Room for Improvement
"A lot of work is being done," she says. "I'm not creating anything new. I'm trying to foster what's already here."

That's not to say there's no room for improvement. For instance, she says surveys indicate that patients think the clinical care is good, but they want "consistent compassion."

"Patients want to be heard, they want to be showed that someone is listening to them," Myerson says. "I think we need to get to the basics around reducing patient anxiety."

One way to achieve that is by implementing purposeful hourly rounding by nursing staff, a process that is in various stages of implementation throughout system, with various degrees of success, Myerson says.

Also on the agenda is improving processes to enable patients to move through their visits more seamlessly, reduce wait times, and eliminate redundancy. "That really is a foundational process that helps patients feel safe," she says. "It's touching everything that the patient comes in contact with."

Making patients feel safe will also come with training about how to communicate with compassion and empathy.

"No one really taught us how to do that," she says. "We trust people who are listening to us and are taking care of us."

I mentioned to Myerson that focusing on "soft" nursing skills like these—rather their clinical expertise—makes some nurses bristle. But clinical expertise and great bedside manner aren't mutually exclusive; they're both necessary for excellent patient care.

Myerson says that for patients, clinical expertise is an expectation; patients don't ask nurses about their certifications, and they take it as a given that their nurses are experts.

An Emphasis on Communication
"Patients can't judge our clinical expertise," she says. "The only way they can judge us is how we interact with them. Yes, you have to have great clinical skills," but "the only thing that can differentiate with us is how we communicate with the patient. That's what patients are looking for."

Because of her background with patient care as a nurse, Myerson feels uniquely positioned to take on the patient experience role at Mount Sinai.

"I think that a nurse has the clinical background to be able to relate to the nursing staff, who are the ones who are primarily interfacing with patients," she says. And the fact that her position is an executive leadership one "gives me some credibility and clout."
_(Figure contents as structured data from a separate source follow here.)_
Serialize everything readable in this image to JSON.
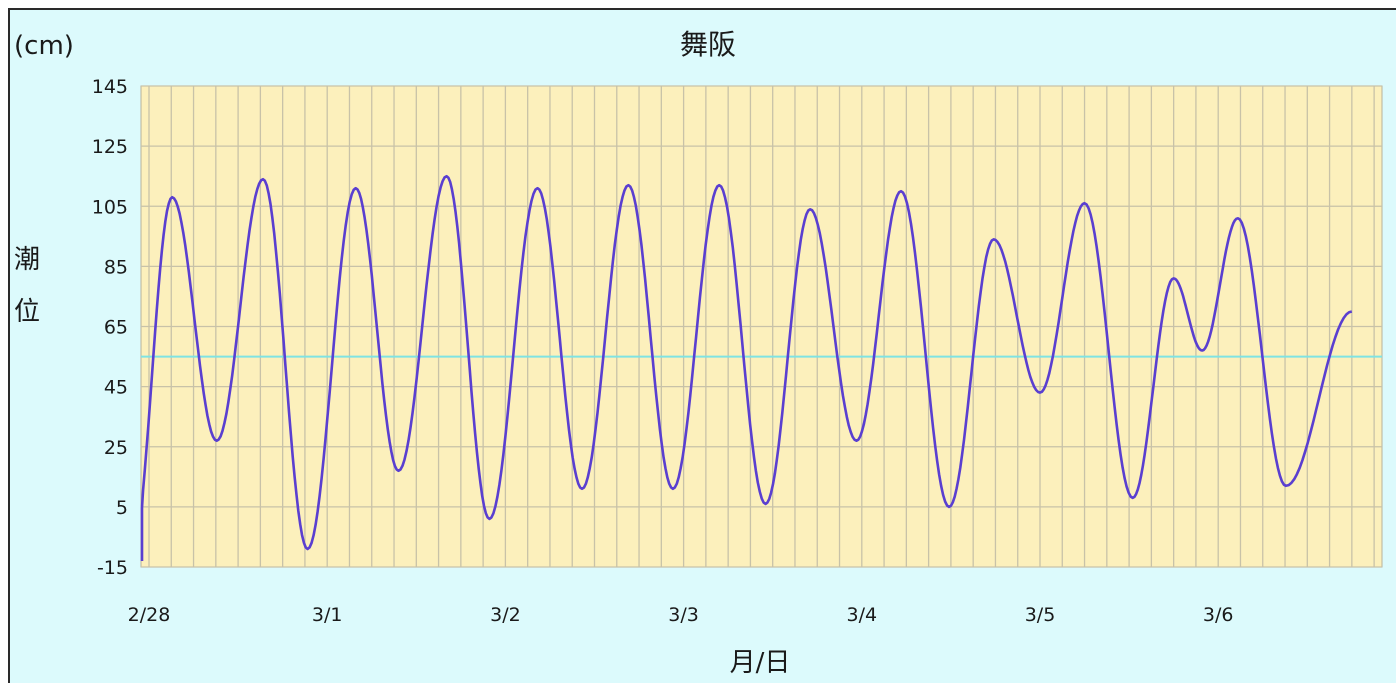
{
  "chart_data": {
    "type": "line",
    "title": "舞阪",
    "unit_label": "(cm)",
    "xlabel": "月/日",
    "ylabel": "潮位",
    "ylim": [
      -15,
      145
    ],
    "yticks": [
      -15,
      5,
      25,
      45,
      65,
      85,
      105,
      125,
      145
    ],
    "x_ticks": [
      {
        "day": 0,
        "label": "2/28"
      },
      {
        "day": 1,
        "label": "3/1"
      },
      {
        "day": 2,
        "label": "3/2"
      },
      {
        "day": 3,
        "label": "3/3"
      },
      {
        "day": 4,
        "label": "3/4"
      },
      {
        "day": 5,
        "label": "3/5"
      },
      {
        "day": 6,
        "label": "3/6"
      }
    ],
    "xlim_days": [
      -0.1,
      6.75
    ],
    "grid": true,
    "reference_line": {
      "value": 55,
      "color": "#7fe3e3"
    },
    "series": [
      {
        "color": "#5a3fd0",
        "extrema": [
          [
            -0.1,
            -13
          ],
          [
            0.13,
            108
          ],
          [
            0.38,
            27
          ],
          [
            0.64,
            114
          ],
          [
            0.89,
            -9
          ],
          [
            1.16,
            111
          ],
          [
            1.4,
            17
          ],
          [
            1.67,
            115
          ],
          [
            1.91,
            1
          ],
          [
            2.18,
            111
          ],
          [
            2.43,
            11
          ],
          [
            2.69,
            112
          ],
          [
            2.94,
            11
          ],
          [
            3.2,
            112
          ],
          [
            3.46,
            6
          ],
          [
            3.71,
            104
          ],
          [
            3.97,
            27
          ],
          [
            4.22,
            110
          ],
          [
            4.49,
            5
          ],
          [
            4.74,
            94
          ],
          [
            5.0,
            43
          ],
          [
            5.25,
            106
          ],
          [
            5.52,
            8
          ],
          [
            5.75,
            81
          ],
          [
            5.91,
            57
          ],
          [
            6.11,
            101
          ],
          [
            6.38,
            12
          ],
          [
            6.75,
            70
          ]
        ]
      }
    ],
    "colors": {
      "frame_bg": "#dcfafc",
      "plot_bg": "#fcf0bc",
      "grid": "#c8c2a8",
      "line": "#5a3fd0",
      "reference": "#7fe3e3"
    }
  }
}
A year from now, Myerson says, she hopes the health system will gain some traction in patient experience scores in hospitals where they're lagging. She also wants to help hospital leaders implement foundational programs around employee engagement, as well as empower employees to feel positive about their work and feel like they're making a difference. Her success will depend on the relationships she builds, something that Myerson says is already looking good.

"People are so excited to meet me," she says. "So excited, delighted that someone will be there to organize and orchestrate this work."

Alexandra Wilson Pecci is an editor for HealthLeaders.